In the 60 years since, that unusual alchemy has largely stayed the same. Impervious to trends, lunch and dinner reservations still consistently start with a waiting list. Arrive early for dinner and you’re likely to find the staff muttering in French over their pre-service evening meal.
If a neighborhood is an emblem of change, where businesses come and go and independent storefronts get swapped out for chains, inside the four walls at La Poule au Pot, it’s a time capsule. A fossilized French hideaway that has come to define the surrounding area.

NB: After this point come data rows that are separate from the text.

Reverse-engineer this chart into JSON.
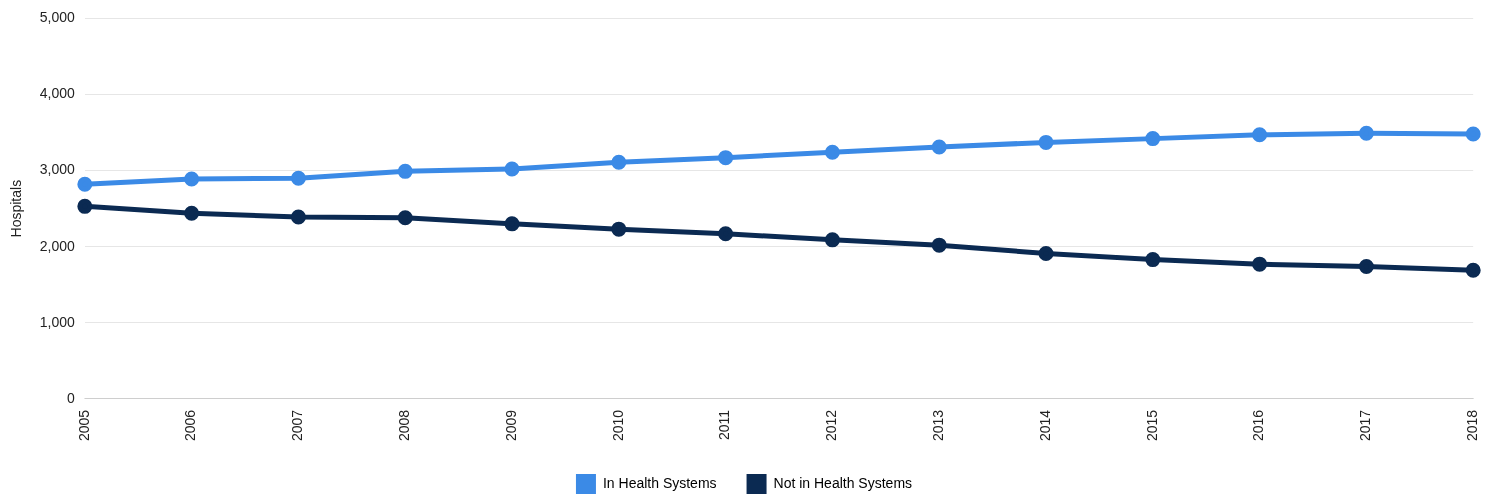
{
  "chart_data": {
    "type": "line",
    "ylabel": "Hospitals",
    "categories": [
      "2005",
      "2006",
      "2007",
      "2008",
      "2009",
      "2010",
      "2011",
      "2012",
      "2013",
      "2014",
      "2015",
      "2016",
      "2017",
      "2018"
    ],
    "series": [
      {
        "name": "In Health Systems",
        "color": "#3b8ae6",
        "values": [
          2820,
          2890,
          2900,
          2990,
          3020,
          3110,
          3170,
          3240,
          3310,
          3370,
          3420,
          3470,
          3490,
          3480
        ]
      },
      {
        "name": "Not in Health Systems",
        "color": "#0b2a52",
        "values": [
          2530,
          2440,
          2390,
          2380,
          2300,
          2230,
          2170,
          2090,
          2020,
          1910,
          1830,
          1770,
          1740,
          1690
        ]
      }
    ],
    "ylim": [
      0,
      5000
    ],
    "yticks": [
      0,
      {
        "value": 1000,
        "label": "1,000"
      },
      {
        "value": 2000,
        "label": "2,000"
      },
      {
        "value": 3000,
        "label": "3,000"
      },
      {
        "value": 4000,
        "label": "4,000"
      },
      {
        "value": 5000,
        "label": "5,000"
      }
    ],
    "grid": "y",
    "legend": "bottom",
    "marker": "circle",
    "line_style": "solid"
  }
}
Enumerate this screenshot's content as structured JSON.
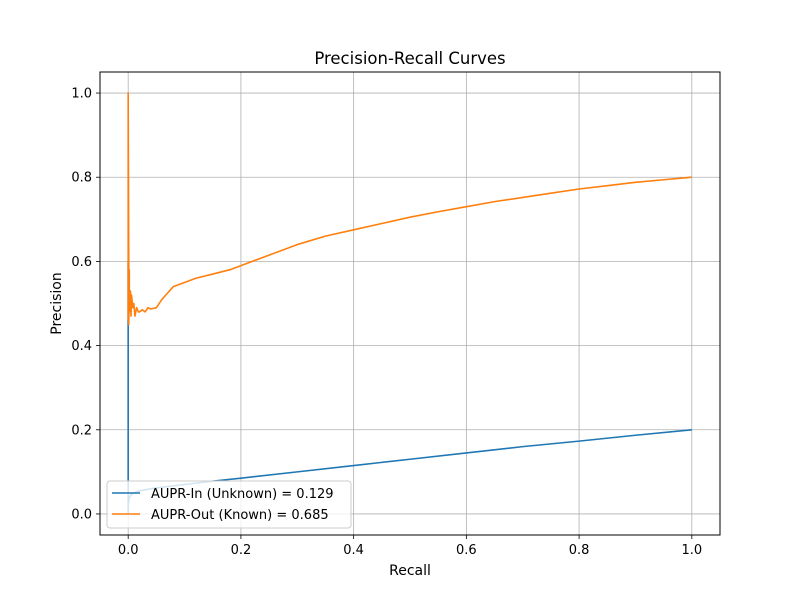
{
  "chart_data": {
    "type": "line",
    "title": "Precision-Recall Curves",
    "xlabel": "Recall",
    "ylabel": "Precision",
    "xlim": [
      -0.05,
      1.05
    ],
    "ylim": [
      -0.05,
      1.05
    ],
    "xticks": [
      0.0,
      0.2,
      0.4,
      0.6,
      0.8,
      1.0
    ],
    "xtick_labels": [
      "0.0",
      "0.2",
      "0.4",
      "0.6",
      "0.8",
      "1.0"
    ],
    "yticks": [
      0.0,
      0.2,
      0.4,
      0.6,
      0.8,
      1.0
    ],
    "ytick_labels": [
      "0.0",
      "0.2",
      "0.4",
      "0.6",
      "0.8",
      "1.0"
    ],
    "grid": true,
    "legend_position": "bottom-left",
    "series": [
      {
        "name": "AUPR-In (Unknown) = 0.129",
        "color": "#1f77b4",
        "x": [
          0.0,
          0.0,
          0.0,
          0.002,
          0.005,
          0.01,
          0.02,
          0.05,
          0.1,
          0.15,
          0.2,
          0.3,
          0.4,
          0.5,
          0.6,
          0.7,
          0.8,
          0.9,
          1.0
        ],
        "y": [
          0.0,
          0.6,
          0.02,
          0.04,
          0.045,
          0.05,
          0.055,
          0.062,
          0.07,
          0.078,
          0.085,
          0.1,
          0.115,
          0.13,
          0.145,
          0.16,
          0.173,
          0.187,
          0.2
        ]
      },
      {
        "name": "AUPR-Out (Known) = 0.685",
        "color": "#ff7f0e",
        "x": [
          0.0,
          0.0,
          0.001,
          0.001,
          0.002,
          0.002,
          0.003,
          0.004,
          0.005,
          0.006,
          0.008,
          0.01,
          0.012,
          0.015,
          0.018,
          0.02,
          0.025,
          0.03,
          0.035,
          0.04,
          0.05,
          0.06,
          0.07,
          0.08,
          0.1,
          0.12,
          0.15,
          0.18,
          0.2,
          0.25,
          0.3,
          0.35,
          0.4,
          0.45,
          0.5,
          0.55,
          0.6,
          0.65,
          0.7,
          0.75,
          0.8,
          0.85,
          0.9,
          0.95,
          1.0
        ],
        "y": [
          0.46,
          1.0,
          0.6,
          0.45,
          0.58,
          0.48,
          0.5,
          0.53,
          0.47,
          0.52,
          0.49,
          0.5,
          0.47,
          0.49,
          0.48,
          0.48,
          0.485,
          0.48,
          0.49,
          0.487,
          0.49,
          0.51,
          0.525,
          0.54,
          0.55,
          0.56,
          0.57,
          0.58,
          0.59,
          0.615,
          0.64,
          0.66,
          0.675,
          0.69,
          0.705,
          0.718,
          0.73,
          0.742,
          0.752,
          0.762,
          0.772,
          0.78,
          0.788,
          0.794,
          0.8
        ]
      }
    ]
  }
}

The restaurant is often cited as among London’s most romantic, and the 45 off-kilter seats have seen no shortage of first dates, marriage proposals, and anniversary celebrations. Beyond its idiosyncratic rom-com appeal and favorable low lighting—it’s impossible not to look good against the flicker of a single, well-placed candle—the clientele defy both age and type. From the faded velvet booths, Instagram-happy tourists sidle up against paunchy men wearing trousers the same hue as their salmon terrine. The scent of garlic and herbs wafts out onto the cobbled square.
The menus are reassuringly written only in French, and the homey, low-key cooking is treated as an art form. A ubiquitous vegetable such as asparagus or white onion becomes unforgettable once given a Gallic lilt inside an airy quiche or bowl of soup. And no one is coy about butter, salt, or goose fat. Portions are generous, and plates—mismatched, Parisian-flea-market-style—arrive from the kitchen in swarms. It’s the antidote to big-ego chefs’ tweezing microgreens onto avant-garde dishes.
A quick scan of the surrounding tables reads like the index of a Julia Child cookbook—dense blocks of paté rest against trays of moules frites and sautéed potatoes. And then there’s the poule au pot itself, a one-stop shop of chicken thighs, potatoes, zucchini, and carrots served in a deep dish of Provençal earthenware.
La Poule au Pot is a delightful reminder that sometimes the best change is none at all.